As Rubio described, Russia has been displeased by Pashinyan’s direction. Citing interviews with five Western intelligence officials, Reuters reported that Russia had stepped up online disinformation campaigns to discredit Pashinyan’s government. Overseen by the Kremlin’s Directorate for Strategic Cooperation and Partnership, it includes the Social Design Agency, which is sanctioned in Europe, the United Kingdom and the United States for spreading disinformation about Ukraine; and the Kremlin-affiliated bot network “Storm-1516,” a group tied to spreading fake news and disinformation in U.S. elections.
Media watchdog organization NewsGuard reported on May 28 that the Russian-linked Matryoshka campaign—named after the Russian nesting doll—created at least 31 false claims about Pashinyan designed to look like reputable news websites in a span of one week.
The Kremlin has also ratcheted up the pressure on Armenia—banning imports, and threatening to cut off gas deliveries and suspend its membership within the Russia-led Eurasian Economic Union.
“We are currently living through everything that is happening in respect of Ukraine,” Russian President Vladimir Putin said of Armenia during a May 9 press conference, implying a potential Russian invasion. “And how did it start? It started with Ukraine’s joining or attempting to join the European Union.”
Trump is correct to watch the election closely. A significant victory for Pashinyan would have wide-ranging effects, including for his legacy as a peacemaker.

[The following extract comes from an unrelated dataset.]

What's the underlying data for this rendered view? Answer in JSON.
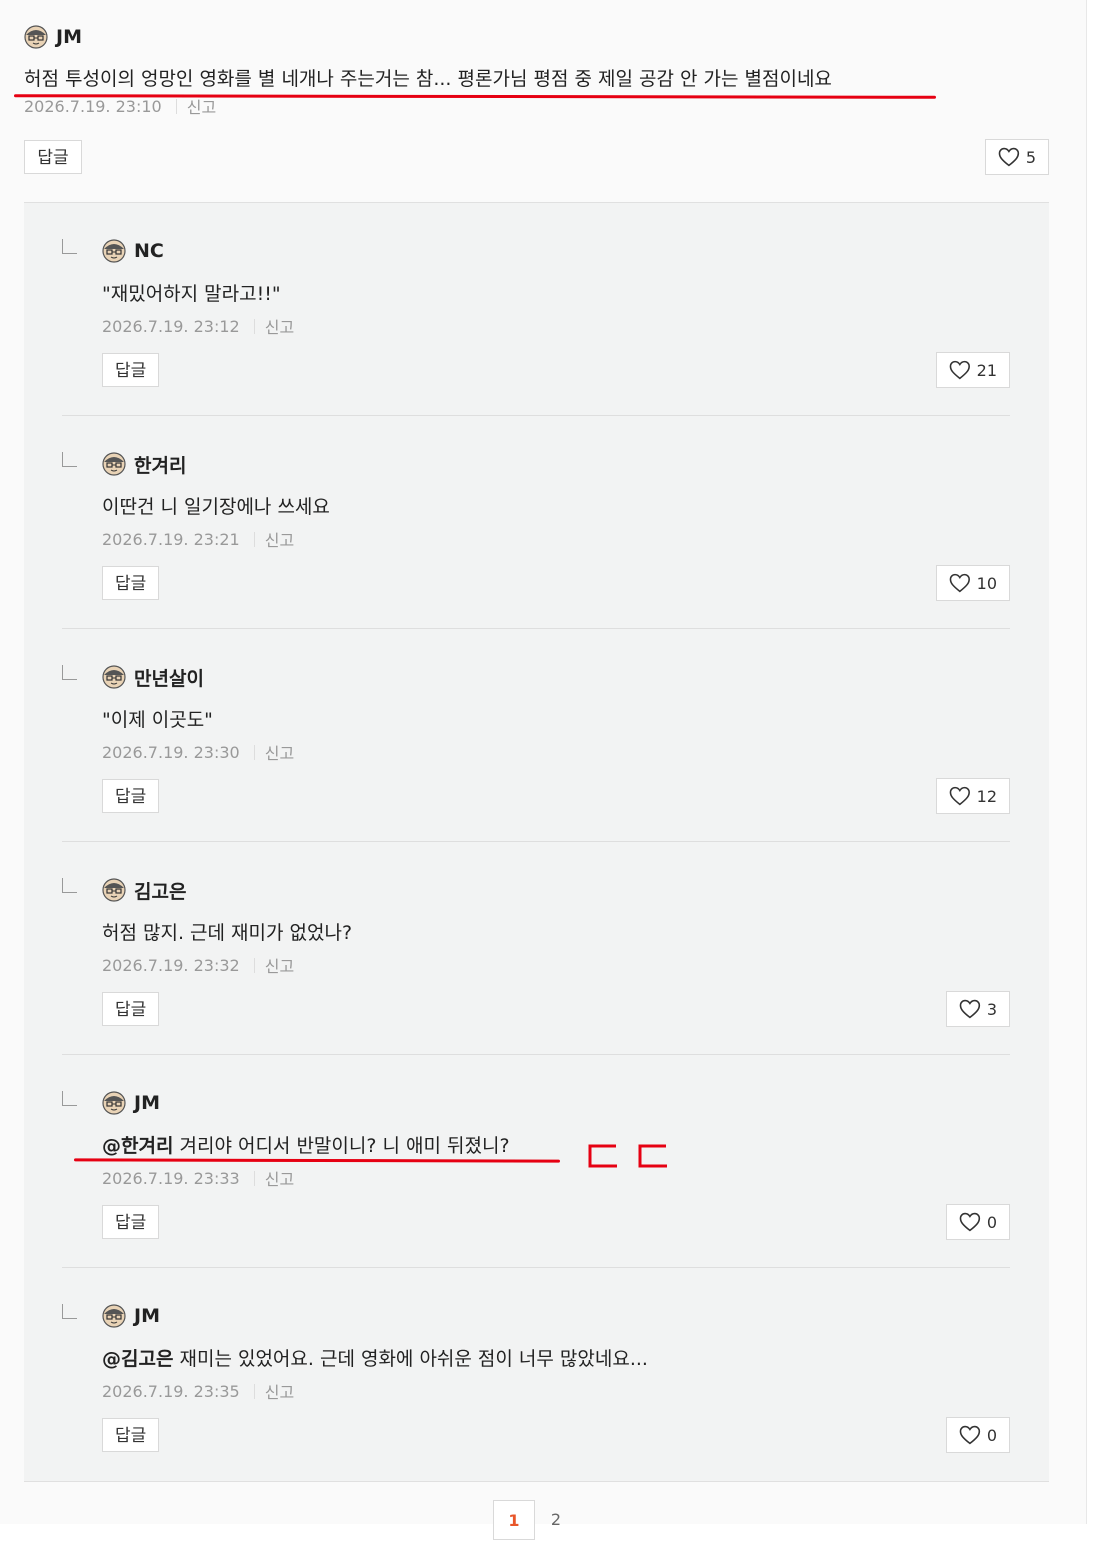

The White House’s efforts to finally bring peace to the region and to integrate Armenia as a crossroads for international trade would not only benefit the South Caucasus but also the United States and its allies, allowing them to access the vast natural wealth of the republics of Western and Central Asia. This is significant during a time when U.S. allies are striving to break their dependence on Russian and Iranian oil and protect themselves from the disruptions caused by Iran’s actions in the Strait of Hormuz.
Israel, too, would benefit, as 46% of its oil imports come from Azerbaijan and 25% from Kazakhstan, and a more direct route through Armenia, which until now has been impossible due to the political situation, could eventually be used.
The United States and Europe are closely monitoring the election, not to tip the scales toward Pashinyan but to ensure that Russia’s nefarious election interference tactics are unsuccessful.
Likewise, Europe and the United States must take Putin’s threats against Armenia seriously, and provide credible security and economic guarantees to Armenia and the South Caucasus.